As Major League Baseball takes to the field this month, the sport’s top officials are anticipating the financial equivalent of a home run.
Their bullishness stems from the fact that, even amid a crippling recession in the U.S., the league’s overall revenues climbed last year. Season attendance for 2009 was down approximately 6.8 percent across the league and two thirds of the 30 teams either cut or froze ticket prices. Still, total revenues rose slightly, to $6.7 billion, compared with $6.5 billion for 2008.
“That was a good performance given the size of the economic problems in the country,” says Andrew Zimbalist, professor of economics at Northampton, Massachusetts–based Smith College and a sports business expert.
Major League Baseball benefited from an increase in international revenue generated by the 2009 World Baseball Classic, as well as from the launch of the MLB Network, a new cable channel.
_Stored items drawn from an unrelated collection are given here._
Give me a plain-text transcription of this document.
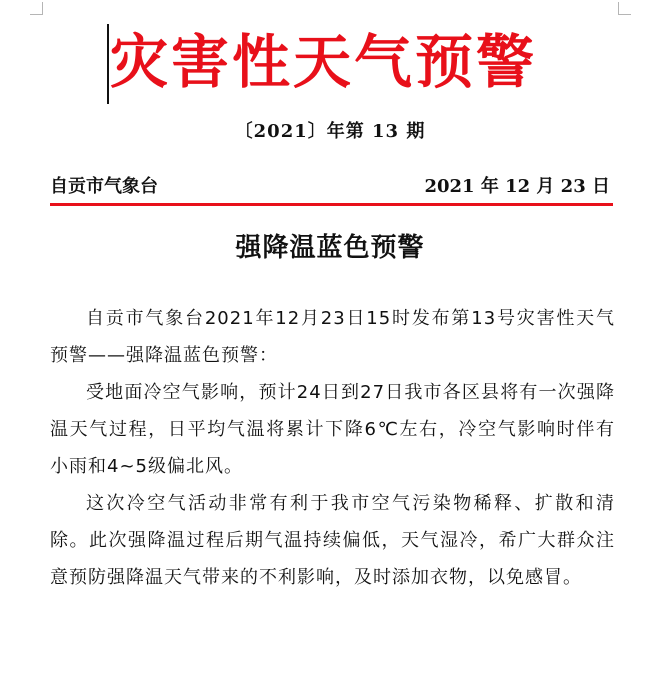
灾害性天气预警
〔2021〕年第 13 期
自贡市气象台	2021 年 12 月 23 日
强降温蓝色预警

自贡市气象台2021年12月23日15时发布第13号灾害性天气预警——强降温蓝色预警：

受地面冷空气影响，预计24日到27日我市各区县将有一次强降温天气过程，日平均气温将累计下降6℃左右，冷空气影响时伴有小雨和4~5级偏北风。

这次冷空气活动非常有利于我市空气污染物稀释、扩散和清除。此次强降温过程后期气温持续偏低，天气湿冷，希广大群众注意预防强降温天气带来的不利影响，及时添加衣物，以免感冒。
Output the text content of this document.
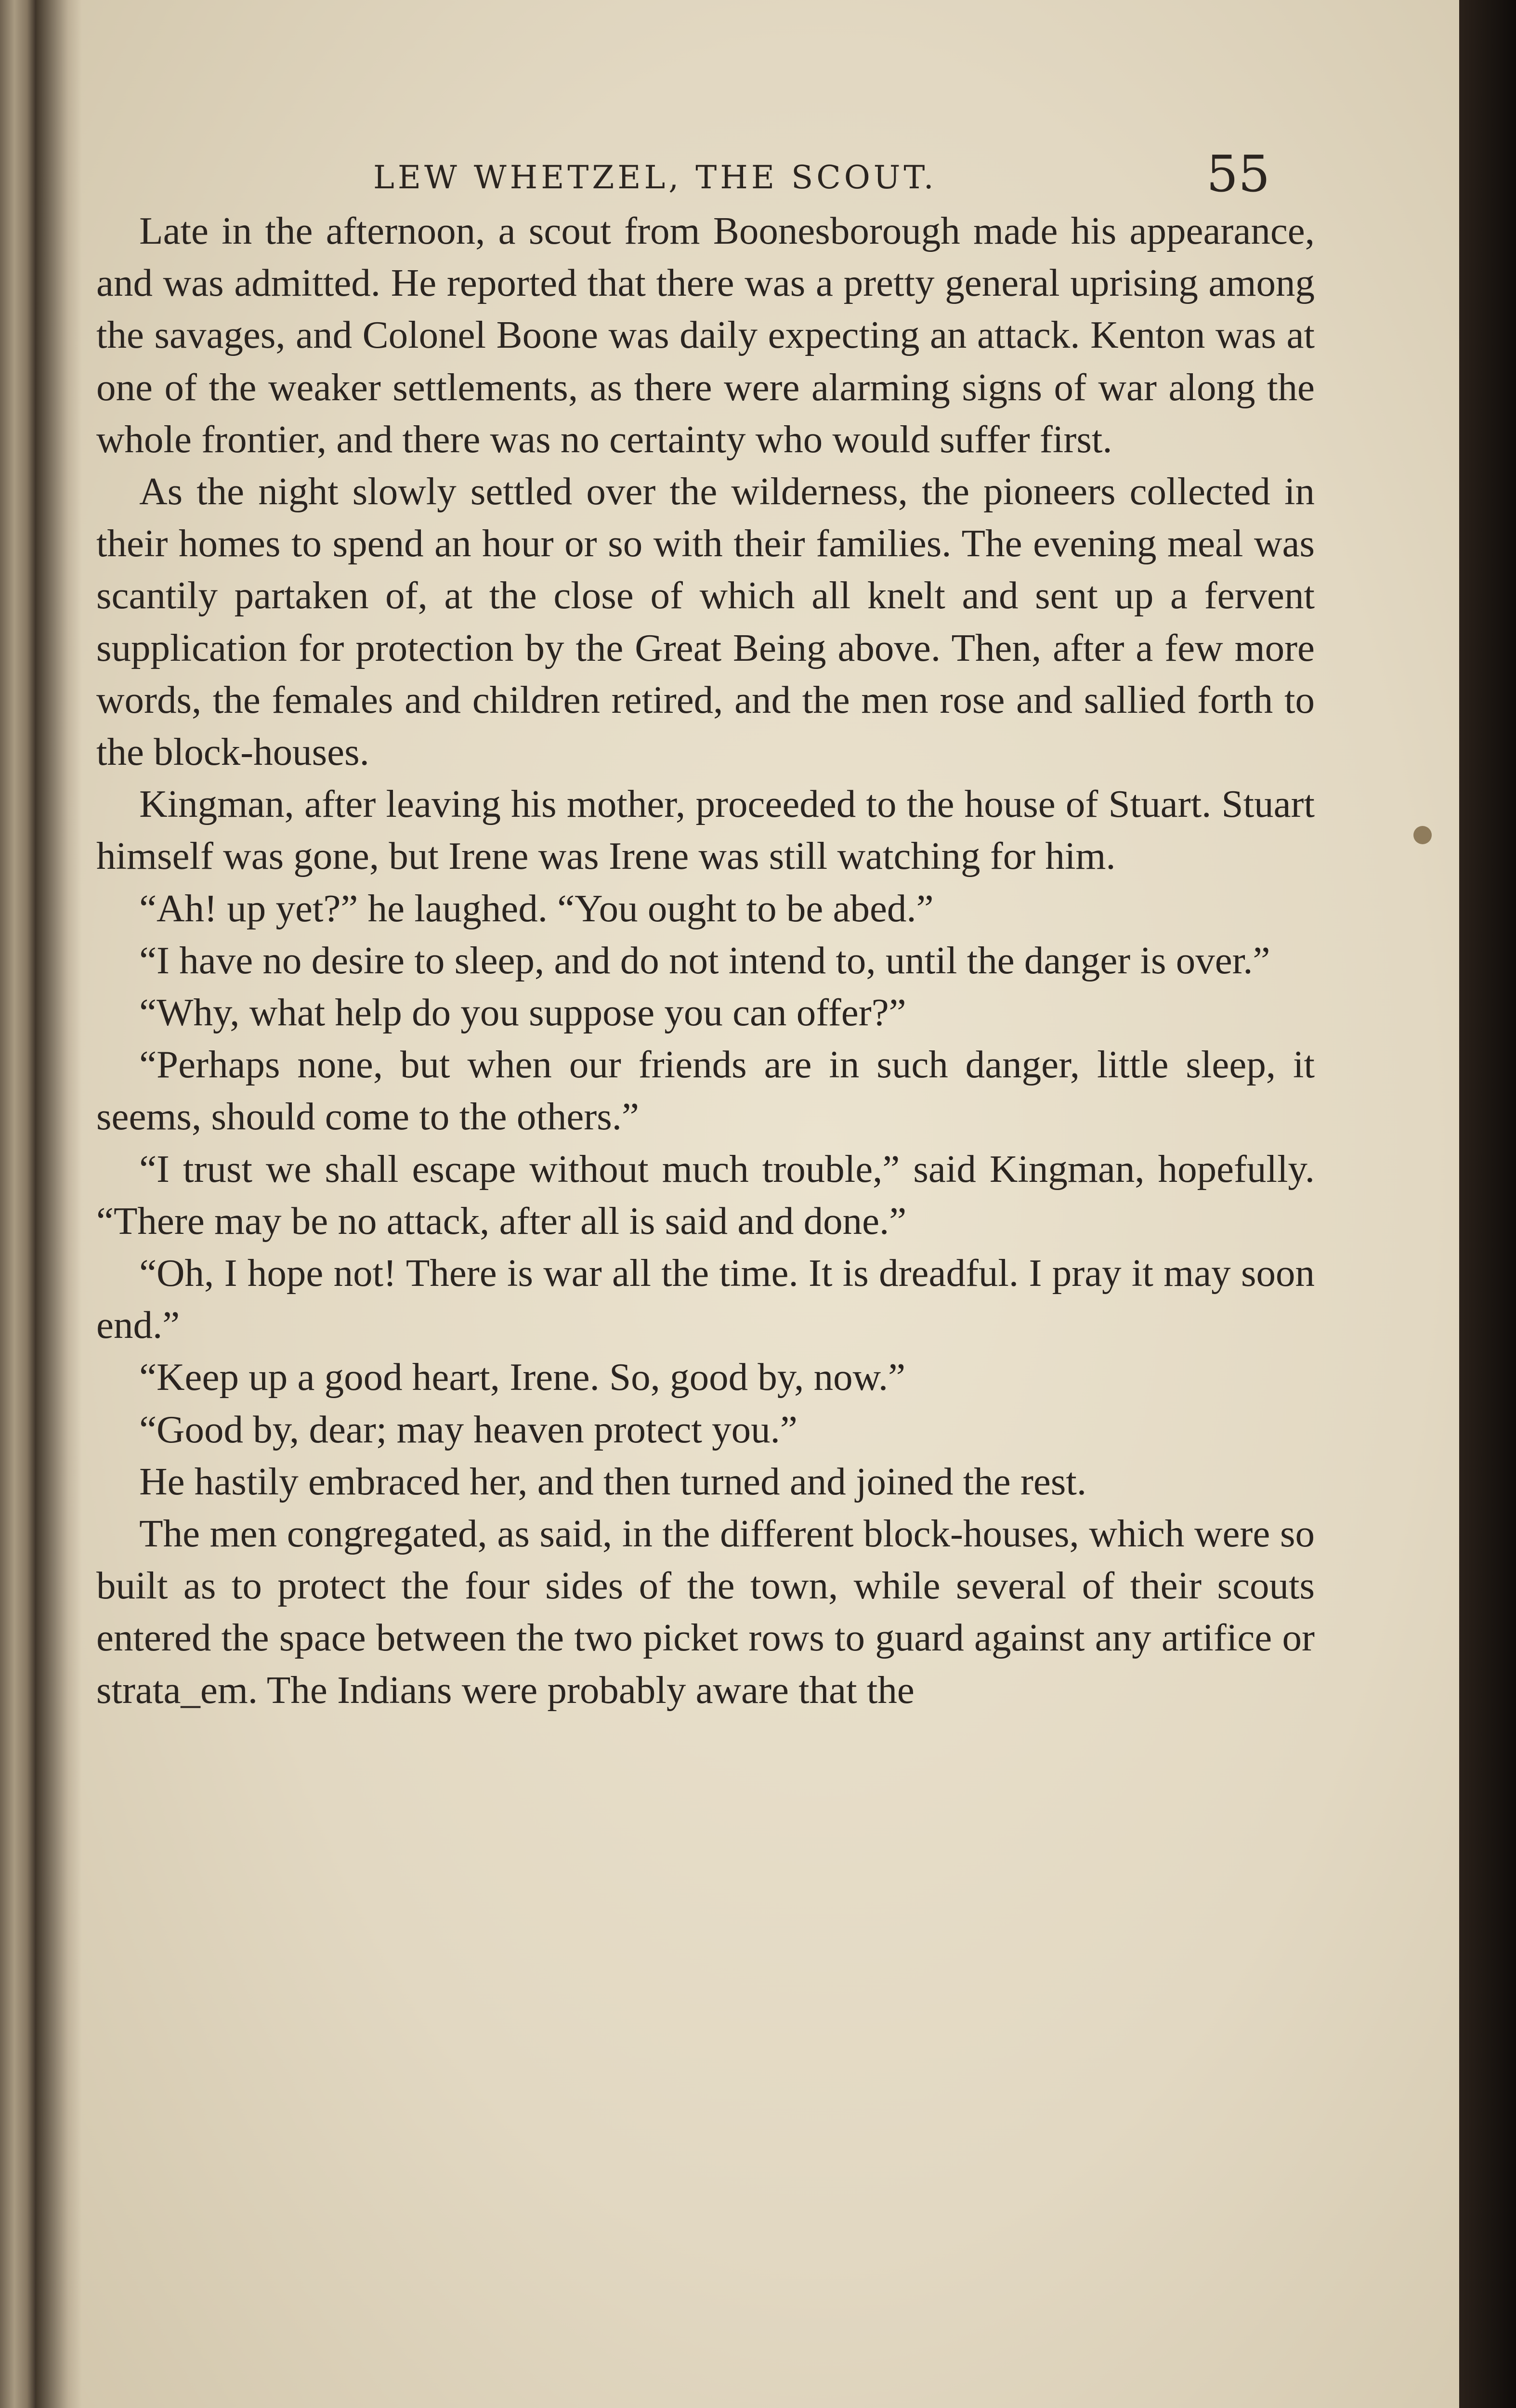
LEW WHETZEL, THE SCOUT.	55

Late in the afternoon, a scout from Boonesborough made his appearance, and was admitted. He reported that there was a pretty general uprising among the savages, and Colonel Boone was daily expecting an attack. Kenton was at one of the weaker settlements, as there were alarming signs of war along the whole frontier, and there was no certainty who would suffer first.

As the night slowly settled over the wilderness, the pioneers collected in their homes to spend an hour or so with their families. The evening meal was scantily partaken of, at the close of which all knelt and sent up a fervent supplication for protection by the Great Being above. Then, after a few more words, the females and children retired, and the men rose and sallied forth to the block-houses.

Kingman, after leaving his mother, proceeded to the house of Stuart. Stuart himself was gone, but Irene was Irene was still watching for him.

“Ah! up yet?” he laughed. “You ought to be abed.”

“I have no desire to sleep, and do not intend to, until the danger is over.”

“Why, what help do you suppose you can offer?”

“Perhaps none, but when our friends are in such danger, little sleep, it seems, should come to the others.”

“I trust we shall escape without much trouble,” said Kingman, hopefully. “There may be no attack, after all is said and done.”

“Oh, I hope not! There is war all the time. It is dreadful. I pray it may soon end.”

“Keep up a good heart, Irene. So, good by, now.”

“Good by, dear; may heaven protect you.”

He hastily embraced her, and then turned and joined the rest.

The men congregated, as said, in the different block-houses, which were so built as to protect the four sides of the town, while several of their scouts entered the space between the two picket rows to guard against any artifice or strata_em. The Indians were probably aware that the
Challenges certainly exist for 2010 — for one, nearly half the teams have put a cap on or reduced ticket prices in the hope of encouraging attendance — but the outlook is positive assuming the U.S. economy continues to improve. “I’m guardedly optimistic, given the level of ticket sales, overall interest in the game, sponsors committed and the value proposition,” says Zimbalist, author of several books on the business of baseball.
At least one team, the Minnesota Twins, is feeling especially flush, shelling out $184 million over eight years to extend the contract of 26-year-old catcher Joe Mauer. This winter the hometown hero and reigning American League MVP signed the third-largest baseball contract in history. The Twins this season are also moving into a new, $440 million stadium, Target Field, which is expected to sell out for most or all of the team’s 81 home games. The Twins were a beneficiary of baseball’s seven-year program under which the richest teams share some of their local revenue and a tax on their payroll with smaller-market teams. “The signing of Joe Mauer reflects the culmination of what [Commissioner Bud] Selig is trying to do — provide additional competitive balance,” says Robert DuPuy, president and COO of Major League Baseball, disputing critics who have accused smaller-market teams of banking the revenue rather than signing top talent.
DuPuy says a large part of MLB’s success going forward depends on the sport’s ability to maintain its fan interest and remain relevant with young people amid an increasingly crowded entertainment environment and eye-popping prices at some new ballparks. “There is a tension and sensitivity that all fans be able to attend the games,” he says.
Failing to meet that challenge could be a true game-changer.